Debuting in Airboy vol.4 No.1 (February 1947), the Iron Lady's origin - and the origin of her deadly metal mittens - is fleshed out a bit. Rather than merely trying to avert enthusiastic greetings, the watchmaker is revealed to have created the gloves specifically to cripple a titanic nobleman who routinely abused the small man in his shop. That's how many great inventions were created. I understand that the toaster was only invented so as to have something to throw in a bathtub.

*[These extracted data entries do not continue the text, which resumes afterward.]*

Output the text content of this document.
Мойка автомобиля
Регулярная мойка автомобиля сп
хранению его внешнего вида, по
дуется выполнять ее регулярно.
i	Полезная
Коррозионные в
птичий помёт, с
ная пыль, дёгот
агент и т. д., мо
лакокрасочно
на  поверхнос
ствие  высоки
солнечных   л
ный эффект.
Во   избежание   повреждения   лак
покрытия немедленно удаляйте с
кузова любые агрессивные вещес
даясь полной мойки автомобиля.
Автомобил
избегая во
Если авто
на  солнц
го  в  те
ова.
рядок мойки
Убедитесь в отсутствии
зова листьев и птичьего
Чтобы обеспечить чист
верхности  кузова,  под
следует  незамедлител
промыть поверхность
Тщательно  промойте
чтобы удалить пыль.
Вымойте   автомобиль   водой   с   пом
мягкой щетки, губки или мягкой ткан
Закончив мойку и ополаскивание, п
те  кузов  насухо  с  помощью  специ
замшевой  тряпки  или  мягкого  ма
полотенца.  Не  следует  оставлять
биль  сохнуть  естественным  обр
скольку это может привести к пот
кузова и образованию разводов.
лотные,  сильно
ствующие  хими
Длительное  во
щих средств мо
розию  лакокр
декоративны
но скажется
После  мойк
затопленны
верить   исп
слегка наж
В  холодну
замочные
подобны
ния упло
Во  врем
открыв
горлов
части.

Here she is murdering a child. |
The gloves go through a number of collectors before ending up in the hands (har har) of an American
subsequently murdered. Receiving her father's new acquisitions, Doris Parker also receives her father's corpse in a trunk. With the deadly gloves in her possession, this encourages her to seek vengeance on the men who murdered her father, either for murdering him or because she hates trunks, I'm not sure.

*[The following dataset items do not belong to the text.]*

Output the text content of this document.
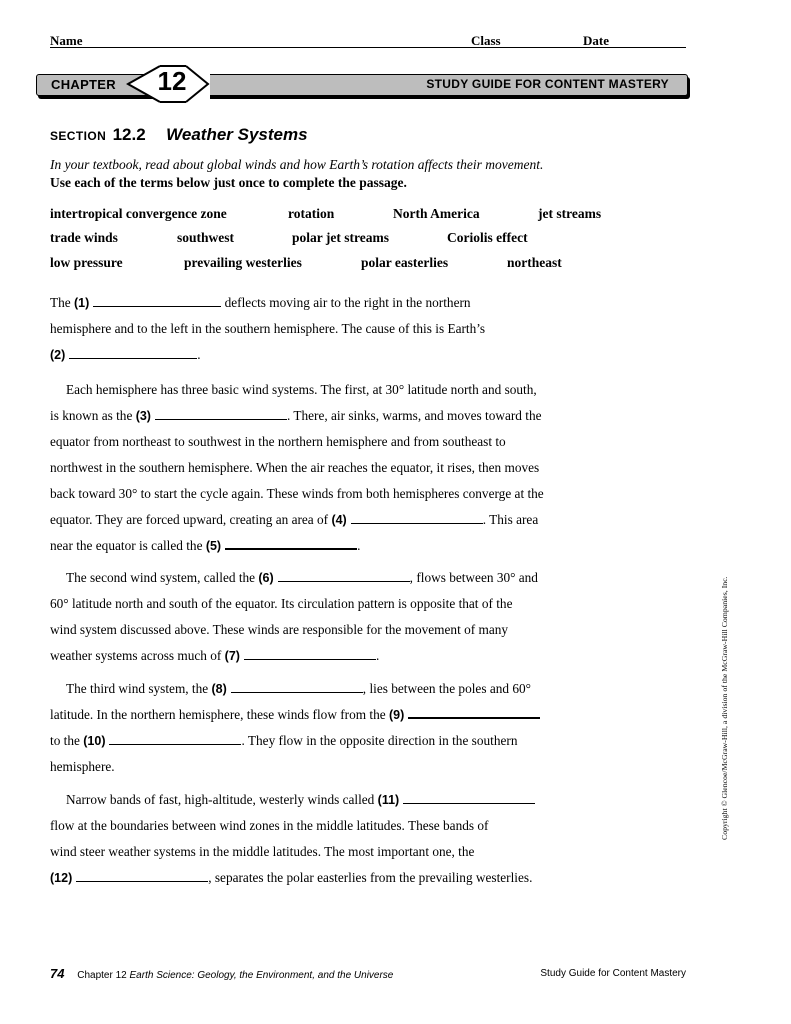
Name	Class	Date
CHAPTER	STUDY GUIDE FOR CONTENT MASTERY
12
SECTION 12.2 Weather Systems
In your textbook, read about global winds and how Earth’s rotation affects their movement.
Use each of the terms below just once to complete the passage.
intertropical convergence zone	rotation	North America	jet streams
trade winds	southwest	polar jet streams	Coriolis effect
low pressure	prevailing westerlies	polar easterlies	northeast
The (1)	deflects moving air to the right in the northern
hemisphere and to the left in the southern hemisphere. The cause of this is Earth’s
(2)	.
Each hemisphere has three basic wind systems. The first, at 30° latitude north and south,
is known as the (3)	. There, air sinks, warms, and moves toward the
equator from northeast to southwest in the northern hemisphere and from southeast to
northwest in the southern hemisphere. When the air reaches the equator, it rises, then moves
back toward 30° to start the cycle again. These winds from both hemispheres converge at the
equator. They are forced upward, creating an area of (4)	. This area
near the equator is called the (5)	.
The second wind system, called the (6)	, flows between 30° and
60° latitude north and south of the equator. Its circulation pattern is opposite that of the
wind system discussed above. These winds are responsible for the movement of many
weather systems across much of (7)	.
The third wind system, the (8)	, lies between the poles and 60°
latitude. In the northern hemisphere, these winds flow from the (9)
to the (10)	. They flow in the opposite direction in the southern
hemisphere.
Narrow bands of fast, high-altitude, westerly winds called (11)
flow at the boundaries between wind zones in the middle latitudes. These bands of
wind steer weather systems in the middle latitudes. The most important one, the
(12)	, separates the polar easterlies from the prevailing westerlies.
Copyright © Glencoe/McGraw-Hill, a division of the McGraw-Hill Companies, Inc.
74 Chapter 12 Earth Science: Geology, the Environment, and the Universe	Study Guide for Content Mastery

Since her only real super power is crushing things, a lot of things get crushed in these stories. Hands, lamps, tables, a few guns, some throats - all the stuff you can comfortably fit in someone's hands, really. The body count is pretty terrific too, although why the Iron Lady is allowed to wander the streets murdering criminals - including juvenile delinquents! - is never genuinely answered, except that I guess dressing well really does open doors for you.
The finest component of the Iron Lady construction, though, is that she's only known formally as the Iron Lady. Since she deftly obscures her Mandalorian Crushgaunts inside a fur muff when not actively strangling or crushing things, she picks up - as I'm sure you saw in the image above - the informal moniker of The Muff.

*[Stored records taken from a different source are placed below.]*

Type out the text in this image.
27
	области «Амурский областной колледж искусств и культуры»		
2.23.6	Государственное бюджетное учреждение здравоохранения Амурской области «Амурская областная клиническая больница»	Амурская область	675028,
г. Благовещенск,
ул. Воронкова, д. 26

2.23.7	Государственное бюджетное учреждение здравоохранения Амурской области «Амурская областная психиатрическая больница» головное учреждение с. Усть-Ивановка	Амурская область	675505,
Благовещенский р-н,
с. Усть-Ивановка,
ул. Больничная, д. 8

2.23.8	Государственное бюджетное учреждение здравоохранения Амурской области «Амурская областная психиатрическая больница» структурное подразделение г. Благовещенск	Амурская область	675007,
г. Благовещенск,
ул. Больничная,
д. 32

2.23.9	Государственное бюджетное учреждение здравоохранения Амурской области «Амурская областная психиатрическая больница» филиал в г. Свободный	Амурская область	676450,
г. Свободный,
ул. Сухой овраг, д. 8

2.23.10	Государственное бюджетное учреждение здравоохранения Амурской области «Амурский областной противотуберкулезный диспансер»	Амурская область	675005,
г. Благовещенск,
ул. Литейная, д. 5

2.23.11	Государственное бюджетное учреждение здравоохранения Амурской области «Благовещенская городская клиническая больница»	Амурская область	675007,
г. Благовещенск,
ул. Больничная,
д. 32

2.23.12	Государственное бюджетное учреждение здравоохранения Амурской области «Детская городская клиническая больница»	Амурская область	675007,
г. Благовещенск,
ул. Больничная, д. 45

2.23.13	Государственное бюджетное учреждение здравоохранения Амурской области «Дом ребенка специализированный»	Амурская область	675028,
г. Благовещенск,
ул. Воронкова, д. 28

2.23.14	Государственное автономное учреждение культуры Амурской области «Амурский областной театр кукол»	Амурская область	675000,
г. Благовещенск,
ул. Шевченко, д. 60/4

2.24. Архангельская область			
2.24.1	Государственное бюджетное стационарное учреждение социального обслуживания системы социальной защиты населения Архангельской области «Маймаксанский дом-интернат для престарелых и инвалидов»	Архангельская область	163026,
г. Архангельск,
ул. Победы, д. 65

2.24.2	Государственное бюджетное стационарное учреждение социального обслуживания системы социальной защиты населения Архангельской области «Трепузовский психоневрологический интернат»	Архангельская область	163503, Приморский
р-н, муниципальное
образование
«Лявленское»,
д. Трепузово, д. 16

I can't even ... this is the best superhero of all time, let's see more of her. The Dark Muff Returns. Whatever Happened to the Muff of Tomorrow? For the Muff Who Has Everything. Before Muffmen.
3 comments:
I am surprised you didn't have all sorts of snark related to the sexual innuendo of the word "muff".
Wow, she had a rather inconsistent run--premiere in Airboy, three tales sporadically printed throughout Clue (and its retitled version True Clue Crime Stories). Maybe it's because as thinly-disguised fetish material goes, the strangulation-fixated tales of Iron Lady were a good deal creepier than Wonder Woman's bondage adventures.
As always your comments are hilarious. Keep the reviews of old and moldy superheroes coming!